Cuando
calla la memoria
David Gómez Frías
Festival
internacional de Teatro de Cazorla. 2 de noviembre. Teatro de La
Merced. “André y Dorine”. Compañía Kulunka Teatro. Reparto:
José Dault, Garbiñe Insausti, Edu Cárcamo. Dirección: Iñaki
Rikarte.
Rara vez sucede, no
recuerdo haberlo visto nunca provocado por ningún otro montaje,
que una creación teatral
lleva al público al borde de las lágrimas, extrayendo emociones
controladas y reservadas para los momentos íntimos de dolor o
felicidad. Rara vez el silencio en una sala está tan justificado y
amparado, ni resulta tan necesario que por sí sólo justifique la
comprensión de la obra expuesta. Quizá por eso las excepciones que
rompen con la regla quedan finalmente limadas por el éxito y
justificadas por el agradecimiento del público que empuja el primer
cierre del telón. Se sabe entonces que algo bueno resulta del
esfuerzo y la satisfacción aparece compartida y comprendida. Esta es
la primera valoración que surge del trabajo de Kulunka Teatro en su
montaje “André y Dorine”. Desde el inicio nacido de las teclas
de una vieja máquina de escribir, el público asiste a un
espectáculo emocional acompasado por la densidad del silencio que va
devorando la sala. “André y Dorine” es una apuesta arriesgada
zurcida con ingredientes que sugieren lo diferente. No necesita de un
argumento poderoso que en sí mismo garantice el éxito, más bien
narra una historia sencilla, dolorosa y emotiva. No hay en ella
diálogo alguno y, sin embargo, jamás fue tan profunda la palabra no
dicha que se disfraza en el gesto como vehículo transmisor. La
simbología permanente mantiene en alto el hilo conductor: la música
efímera y quebrada en el olvido frente a la literatura en la que
permanece la memoria de lo que hemos sido; los retratos puntuales
frente a los espacios donde se difuminan los recuerdos; la edad
transitada frente a la edad de los perdidos. “André y Dorine”
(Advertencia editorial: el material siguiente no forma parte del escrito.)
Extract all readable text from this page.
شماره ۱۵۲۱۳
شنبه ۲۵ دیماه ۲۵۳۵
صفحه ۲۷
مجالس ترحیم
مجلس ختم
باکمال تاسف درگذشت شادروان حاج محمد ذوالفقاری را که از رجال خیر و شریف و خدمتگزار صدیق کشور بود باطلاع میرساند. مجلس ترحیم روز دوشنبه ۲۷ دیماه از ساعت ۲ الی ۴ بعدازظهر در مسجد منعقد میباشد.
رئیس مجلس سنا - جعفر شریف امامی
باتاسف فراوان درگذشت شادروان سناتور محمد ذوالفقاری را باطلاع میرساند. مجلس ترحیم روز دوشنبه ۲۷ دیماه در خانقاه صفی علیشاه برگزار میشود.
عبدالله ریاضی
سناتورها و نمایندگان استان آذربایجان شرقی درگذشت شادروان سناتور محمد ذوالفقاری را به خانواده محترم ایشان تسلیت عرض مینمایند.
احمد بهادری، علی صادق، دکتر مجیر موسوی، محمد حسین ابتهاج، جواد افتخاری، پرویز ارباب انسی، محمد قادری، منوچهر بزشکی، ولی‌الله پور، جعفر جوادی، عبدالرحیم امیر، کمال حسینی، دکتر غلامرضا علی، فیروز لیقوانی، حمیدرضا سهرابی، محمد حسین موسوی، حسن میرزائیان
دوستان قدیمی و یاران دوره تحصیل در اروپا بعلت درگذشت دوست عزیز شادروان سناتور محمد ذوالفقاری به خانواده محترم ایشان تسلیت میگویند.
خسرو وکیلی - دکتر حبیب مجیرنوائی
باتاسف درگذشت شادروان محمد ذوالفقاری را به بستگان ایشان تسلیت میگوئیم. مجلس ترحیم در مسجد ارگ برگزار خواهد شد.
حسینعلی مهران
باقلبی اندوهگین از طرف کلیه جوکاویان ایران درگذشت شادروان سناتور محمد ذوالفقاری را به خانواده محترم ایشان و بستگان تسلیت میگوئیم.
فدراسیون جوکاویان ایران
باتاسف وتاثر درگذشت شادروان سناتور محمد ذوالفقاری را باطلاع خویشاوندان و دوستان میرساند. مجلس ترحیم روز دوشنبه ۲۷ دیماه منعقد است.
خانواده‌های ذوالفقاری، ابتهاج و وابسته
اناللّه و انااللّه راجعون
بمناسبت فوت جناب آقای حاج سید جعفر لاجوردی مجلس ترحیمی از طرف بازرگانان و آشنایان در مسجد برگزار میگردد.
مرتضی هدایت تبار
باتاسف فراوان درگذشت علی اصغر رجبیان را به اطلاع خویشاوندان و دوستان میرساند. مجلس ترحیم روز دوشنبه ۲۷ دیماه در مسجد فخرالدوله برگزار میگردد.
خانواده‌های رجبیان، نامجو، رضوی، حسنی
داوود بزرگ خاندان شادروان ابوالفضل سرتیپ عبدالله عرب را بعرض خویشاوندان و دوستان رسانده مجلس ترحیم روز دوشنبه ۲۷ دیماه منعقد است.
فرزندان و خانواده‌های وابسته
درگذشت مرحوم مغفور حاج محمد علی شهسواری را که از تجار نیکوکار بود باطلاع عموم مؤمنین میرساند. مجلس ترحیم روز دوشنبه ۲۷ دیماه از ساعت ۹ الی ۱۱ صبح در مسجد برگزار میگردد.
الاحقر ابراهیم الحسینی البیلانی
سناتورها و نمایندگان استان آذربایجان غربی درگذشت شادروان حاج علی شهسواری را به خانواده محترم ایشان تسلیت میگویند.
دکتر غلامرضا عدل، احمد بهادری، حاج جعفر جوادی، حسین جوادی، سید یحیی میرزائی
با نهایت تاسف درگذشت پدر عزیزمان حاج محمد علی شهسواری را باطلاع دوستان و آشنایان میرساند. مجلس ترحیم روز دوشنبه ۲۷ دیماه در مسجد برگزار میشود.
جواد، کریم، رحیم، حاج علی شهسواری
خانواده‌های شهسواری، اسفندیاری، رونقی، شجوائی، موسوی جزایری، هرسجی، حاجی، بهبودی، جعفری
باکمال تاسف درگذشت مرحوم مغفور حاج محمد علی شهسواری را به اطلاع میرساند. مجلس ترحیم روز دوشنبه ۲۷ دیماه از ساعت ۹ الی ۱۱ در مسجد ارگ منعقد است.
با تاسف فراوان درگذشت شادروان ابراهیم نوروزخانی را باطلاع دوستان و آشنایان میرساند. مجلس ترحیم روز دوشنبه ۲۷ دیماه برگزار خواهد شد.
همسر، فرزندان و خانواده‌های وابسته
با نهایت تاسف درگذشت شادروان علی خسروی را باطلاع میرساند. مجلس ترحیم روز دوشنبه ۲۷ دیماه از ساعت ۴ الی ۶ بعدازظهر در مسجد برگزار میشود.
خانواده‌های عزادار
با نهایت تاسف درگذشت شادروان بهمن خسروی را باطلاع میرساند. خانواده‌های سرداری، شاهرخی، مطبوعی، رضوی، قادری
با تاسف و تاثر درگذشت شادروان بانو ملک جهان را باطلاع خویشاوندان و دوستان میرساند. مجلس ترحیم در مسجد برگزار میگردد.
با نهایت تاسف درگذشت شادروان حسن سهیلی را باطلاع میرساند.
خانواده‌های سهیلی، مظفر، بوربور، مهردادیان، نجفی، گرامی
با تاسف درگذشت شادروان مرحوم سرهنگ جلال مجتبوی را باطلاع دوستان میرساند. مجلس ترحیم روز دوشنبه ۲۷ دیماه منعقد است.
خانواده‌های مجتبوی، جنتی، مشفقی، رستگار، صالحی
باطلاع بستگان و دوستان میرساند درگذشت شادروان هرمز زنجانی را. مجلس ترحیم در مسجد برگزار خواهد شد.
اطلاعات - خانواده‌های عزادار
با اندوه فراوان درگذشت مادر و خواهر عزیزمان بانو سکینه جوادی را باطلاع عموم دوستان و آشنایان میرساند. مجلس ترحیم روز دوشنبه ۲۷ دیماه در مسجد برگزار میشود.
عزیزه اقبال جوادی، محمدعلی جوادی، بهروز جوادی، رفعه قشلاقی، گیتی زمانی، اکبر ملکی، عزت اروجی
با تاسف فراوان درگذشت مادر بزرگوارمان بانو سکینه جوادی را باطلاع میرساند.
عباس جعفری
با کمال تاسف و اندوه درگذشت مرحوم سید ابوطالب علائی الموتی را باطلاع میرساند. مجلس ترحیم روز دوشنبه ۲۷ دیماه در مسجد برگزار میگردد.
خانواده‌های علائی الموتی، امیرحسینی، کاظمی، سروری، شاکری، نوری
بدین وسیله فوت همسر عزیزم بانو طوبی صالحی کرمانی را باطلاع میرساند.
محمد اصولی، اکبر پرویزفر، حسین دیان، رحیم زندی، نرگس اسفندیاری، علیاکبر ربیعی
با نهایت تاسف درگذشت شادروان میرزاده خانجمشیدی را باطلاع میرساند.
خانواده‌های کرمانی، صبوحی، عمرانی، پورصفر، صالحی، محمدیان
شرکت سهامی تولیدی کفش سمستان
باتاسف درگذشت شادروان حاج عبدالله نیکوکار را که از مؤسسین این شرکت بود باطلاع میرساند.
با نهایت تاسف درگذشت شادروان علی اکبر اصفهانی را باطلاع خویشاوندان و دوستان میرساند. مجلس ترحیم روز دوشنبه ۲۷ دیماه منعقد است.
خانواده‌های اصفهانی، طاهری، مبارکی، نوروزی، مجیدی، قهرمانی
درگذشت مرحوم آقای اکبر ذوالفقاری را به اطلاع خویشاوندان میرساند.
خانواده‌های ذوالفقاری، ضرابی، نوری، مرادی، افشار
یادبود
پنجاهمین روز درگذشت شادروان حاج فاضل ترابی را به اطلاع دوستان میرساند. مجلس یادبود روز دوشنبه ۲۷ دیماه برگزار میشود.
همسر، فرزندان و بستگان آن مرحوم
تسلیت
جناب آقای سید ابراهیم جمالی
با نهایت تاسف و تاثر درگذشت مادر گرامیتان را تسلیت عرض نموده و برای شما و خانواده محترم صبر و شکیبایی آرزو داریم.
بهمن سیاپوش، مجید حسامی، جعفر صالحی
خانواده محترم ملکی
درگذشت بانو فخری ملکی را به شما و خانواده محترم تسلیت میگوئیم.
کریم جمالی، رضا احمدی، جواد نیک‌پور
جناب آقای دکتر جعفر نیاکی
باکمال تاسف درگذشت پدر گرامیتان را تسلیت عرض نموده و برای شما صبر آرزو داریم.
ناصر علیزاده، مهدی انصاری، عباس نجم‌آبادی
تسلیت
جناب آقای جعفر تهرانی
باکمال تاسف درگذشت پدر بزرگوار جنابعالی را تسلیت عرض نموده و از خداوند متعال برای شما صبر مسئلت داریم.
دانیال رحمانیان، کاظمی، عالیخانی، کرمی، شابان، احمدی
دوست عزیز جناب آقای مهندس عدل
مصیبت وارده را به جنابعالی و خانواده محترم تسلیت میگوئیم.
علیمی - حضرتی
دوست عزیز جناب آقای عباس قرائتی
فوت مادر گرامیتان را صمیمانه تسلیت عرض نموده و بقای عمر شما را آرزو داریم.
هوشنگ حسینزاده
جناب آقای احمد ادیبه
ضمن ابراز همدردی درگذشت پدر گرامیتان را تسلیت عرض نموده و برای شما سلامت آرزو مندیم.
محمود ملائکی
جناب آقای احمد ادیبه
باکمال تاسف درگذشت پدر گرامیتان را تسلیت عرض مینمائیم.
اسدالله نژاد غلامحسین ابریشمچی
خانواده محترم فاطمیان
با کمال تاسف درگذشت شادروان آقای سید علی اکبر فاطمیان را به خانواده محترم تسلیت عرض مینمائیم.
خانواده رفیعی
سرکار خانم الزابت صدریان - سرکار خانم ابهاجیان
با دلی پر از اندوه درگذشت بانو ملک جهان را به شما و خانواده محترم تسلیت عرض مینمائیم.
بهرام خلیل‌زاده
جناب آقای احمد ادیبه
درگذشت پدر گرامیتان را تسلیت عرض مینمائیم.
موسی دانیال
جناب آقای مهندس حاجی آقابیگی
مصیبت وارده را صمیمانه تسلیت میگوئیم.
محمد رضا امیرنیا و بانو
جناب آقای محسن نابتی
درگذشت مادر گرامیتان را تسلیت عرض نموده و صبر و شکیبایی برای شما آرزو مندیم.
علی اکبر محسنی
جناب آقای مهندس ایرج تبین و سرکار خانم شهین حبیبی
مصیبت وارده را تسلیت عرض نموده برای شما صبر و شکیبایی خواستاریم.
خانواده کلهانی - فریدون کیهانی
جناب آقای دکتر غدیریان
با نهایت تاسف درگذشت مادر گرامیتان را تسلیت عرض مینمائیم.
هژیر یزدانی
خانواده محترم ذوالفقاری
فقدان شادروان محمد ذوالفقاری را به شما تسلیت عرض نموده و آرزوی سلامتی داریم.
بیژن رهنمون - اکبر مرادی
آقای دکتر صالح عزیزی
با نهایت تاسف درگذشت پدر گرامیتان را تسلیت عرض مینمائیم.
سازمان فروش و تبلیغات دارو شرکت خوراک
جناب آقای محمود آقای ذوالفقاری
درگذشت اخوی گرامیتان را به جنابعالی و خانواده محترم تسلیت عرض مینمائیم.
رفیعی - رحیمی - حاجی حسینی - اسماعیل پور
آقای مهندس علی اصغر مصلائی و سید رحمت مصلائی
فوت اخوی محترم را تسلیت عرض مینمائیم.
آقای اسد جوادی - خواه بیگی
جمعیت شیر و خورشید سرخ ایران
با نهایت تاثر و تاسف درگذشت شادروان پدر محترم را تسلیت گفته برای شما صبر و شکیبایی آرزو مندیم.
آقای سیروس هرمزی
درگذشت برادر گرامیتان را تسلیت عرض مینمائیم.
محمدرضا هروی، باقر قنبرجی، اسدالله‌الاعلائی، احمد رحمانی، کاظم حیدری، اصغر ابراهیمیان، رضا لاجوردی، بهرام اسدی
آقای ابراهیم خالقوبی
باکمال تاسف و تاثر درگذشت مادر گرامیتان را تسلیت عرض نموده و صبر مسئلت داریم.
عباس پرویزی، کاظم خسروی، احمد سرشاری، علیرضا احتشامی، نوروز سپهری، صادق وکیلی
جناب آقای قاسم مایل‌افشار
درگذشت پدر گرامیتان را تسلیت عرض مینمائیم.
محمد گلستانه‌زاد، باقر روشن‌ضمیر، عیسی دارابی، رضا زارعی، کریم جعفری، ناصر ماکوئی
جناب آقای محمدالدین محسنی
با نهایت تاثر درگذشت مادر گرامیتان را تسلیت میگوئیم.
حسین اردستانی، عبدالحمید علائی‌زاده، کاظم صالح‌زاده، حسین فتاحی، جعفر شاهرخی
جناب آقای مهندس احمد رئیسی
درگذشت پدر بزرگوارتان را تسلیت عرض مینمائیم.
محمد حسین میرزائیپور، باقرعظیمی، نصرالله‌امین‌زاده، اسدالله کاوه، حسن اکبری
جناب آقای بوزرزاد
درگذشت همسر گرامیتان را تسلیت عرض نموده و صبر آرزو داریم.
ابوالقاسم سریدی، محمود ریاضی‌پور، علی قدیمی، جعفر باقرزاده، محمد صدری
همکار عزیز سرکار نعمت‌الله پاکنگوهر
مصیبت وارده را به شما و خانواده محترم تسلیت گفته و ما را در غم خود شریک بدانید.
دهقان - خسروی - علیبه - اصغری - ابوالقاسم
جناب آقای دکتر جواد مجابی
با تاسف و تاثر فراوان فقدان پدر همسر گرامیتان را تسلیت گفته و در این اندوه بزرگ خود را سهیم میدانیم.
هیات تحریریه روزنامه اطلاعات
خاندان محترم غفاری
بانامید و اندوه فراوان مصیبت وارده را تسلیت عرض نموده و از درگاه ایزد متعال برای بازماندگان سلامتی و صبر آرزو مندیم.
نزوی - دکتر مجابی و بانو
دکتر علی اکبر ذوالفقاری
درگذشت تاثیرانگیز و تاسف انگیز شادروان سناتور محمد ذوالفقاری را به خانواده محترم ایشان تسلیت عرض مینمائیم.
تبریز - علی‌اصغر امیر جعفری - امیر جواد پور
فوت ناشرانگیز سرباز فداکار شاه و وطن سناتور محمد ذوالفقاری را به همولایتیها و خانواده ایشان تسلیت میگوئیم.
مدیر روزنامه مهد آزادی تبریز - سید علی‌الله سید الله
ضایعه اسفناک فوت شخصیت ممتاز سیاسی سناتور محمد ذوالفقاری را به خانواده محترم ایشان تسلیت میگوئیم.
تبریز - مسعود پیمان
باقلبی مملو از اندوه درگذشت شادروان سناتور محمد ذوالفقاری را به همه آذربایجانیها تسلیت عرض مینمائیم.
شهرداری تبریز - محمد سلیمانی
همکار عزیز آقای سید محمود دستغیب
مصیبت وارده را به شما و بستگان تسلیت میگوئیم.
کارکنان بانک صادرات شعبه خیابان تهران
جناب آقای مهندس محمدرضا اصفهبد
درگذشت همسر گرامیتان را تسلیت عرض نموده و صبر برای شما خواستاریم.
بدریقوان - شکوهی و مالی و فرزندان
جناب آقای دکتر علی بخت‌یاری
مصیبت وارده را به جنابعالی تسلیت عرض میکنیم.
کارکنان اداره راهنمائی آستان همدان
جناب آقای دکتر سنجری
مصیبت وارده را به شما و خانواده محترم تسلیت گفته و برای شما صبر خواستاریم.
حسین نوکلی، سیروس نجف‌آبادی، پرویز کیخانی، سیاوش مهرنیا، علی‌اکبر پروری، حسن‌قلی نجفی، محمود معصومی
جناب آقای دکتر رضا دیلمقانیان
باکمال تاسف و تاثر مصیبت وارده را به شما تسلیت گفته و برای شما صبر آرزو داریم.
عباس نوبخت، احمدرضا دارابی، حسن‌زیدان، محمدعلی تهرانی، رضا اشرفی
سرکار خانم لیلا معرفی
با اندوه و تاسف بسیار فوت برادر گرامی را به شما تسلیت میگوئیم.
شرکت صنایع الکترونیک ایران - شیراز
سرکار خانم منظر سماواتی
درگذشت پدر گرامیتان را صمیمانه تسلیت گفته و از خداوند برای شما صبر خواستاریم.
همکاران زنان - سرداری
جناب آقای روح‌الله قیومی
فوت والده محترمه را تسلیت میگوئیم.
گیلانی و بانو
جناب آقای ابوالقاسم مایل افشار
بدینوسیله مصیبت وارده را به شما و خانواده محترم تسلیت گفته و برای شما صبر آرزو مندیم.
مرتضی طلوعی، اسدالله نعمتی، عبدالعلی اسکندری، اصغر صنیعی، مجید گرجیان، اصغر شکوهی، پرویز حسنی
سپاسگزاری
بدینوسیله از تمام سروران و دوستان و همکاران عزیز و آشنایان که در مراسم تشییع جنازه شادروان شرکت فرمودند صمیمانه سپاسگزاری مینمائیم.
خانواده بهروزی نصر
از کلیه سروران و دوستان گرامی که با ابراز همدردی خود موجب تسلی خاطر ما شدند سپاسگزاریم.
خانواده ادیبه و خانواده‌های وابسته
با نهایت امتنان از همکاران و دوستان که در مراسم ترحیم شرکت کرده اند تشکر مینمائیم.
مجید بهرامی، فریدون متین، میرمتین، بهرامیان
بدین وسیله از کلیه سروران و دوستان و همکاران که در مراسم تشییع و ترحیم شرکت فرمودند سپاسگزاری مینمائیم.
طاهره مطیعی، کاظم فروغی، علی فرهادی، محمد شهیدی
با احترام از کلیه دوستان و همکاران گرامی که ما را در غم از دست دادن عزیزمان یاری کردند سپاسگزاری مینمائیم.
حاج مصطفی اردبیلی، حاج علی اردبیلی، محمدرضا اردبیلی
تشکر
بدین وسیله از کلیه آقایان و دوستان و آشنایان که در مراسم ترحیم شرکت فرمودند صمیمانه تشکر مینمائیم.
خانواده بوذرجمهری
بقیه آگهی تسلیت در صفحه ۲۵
pone al espectador frente a los estragos de la enfermedad que todo se
lo lleva, el alzheimer que va despojando de vida el alma del enfermo
y pone cerco a la vida de quienes le rodean. El olvido que desemboca
en la nada, injustificado y parasitario es llevado aquí a la
minuciosa perfección de la obra de arte. El protagonismo se reparte
por todo un trabajo en conjunto: iluminación, música, objetos
inertes a los que resulta imprescindible otorgarles la vida, actores
de cuya experiencia surge el aliento diferenciado de cada personaje,
y las máscaras, sobre todo sus máscaras, en las que se concentra la
carga emotiva de todo el argumento. Aparentemente monogestuales, de
ellas surge el valor de la sonrisa, la densidad de la tristeza, la
decepción y el empecinamiento, la sugerencia y el enfado, el vacío
y la esperanza. De ellas, de las máscaras, en el inicio grotescas,
se extrae la identificación y la empatía, la contención de cuanto
duele y la resignación en la que habita lo inevitable, el miedo de
los perdidos y la angustia de quien no puede actuar deteniendo la
destrucción y el avance de la enfermedad. Esta es la historia de
“André y Dorine” resumida en una efímera obra de arte cuyo
mejor homenaje, si el olvido no nos alcanza, queda fijado en los
espacios indefinidos donde se va definiendo la memoria.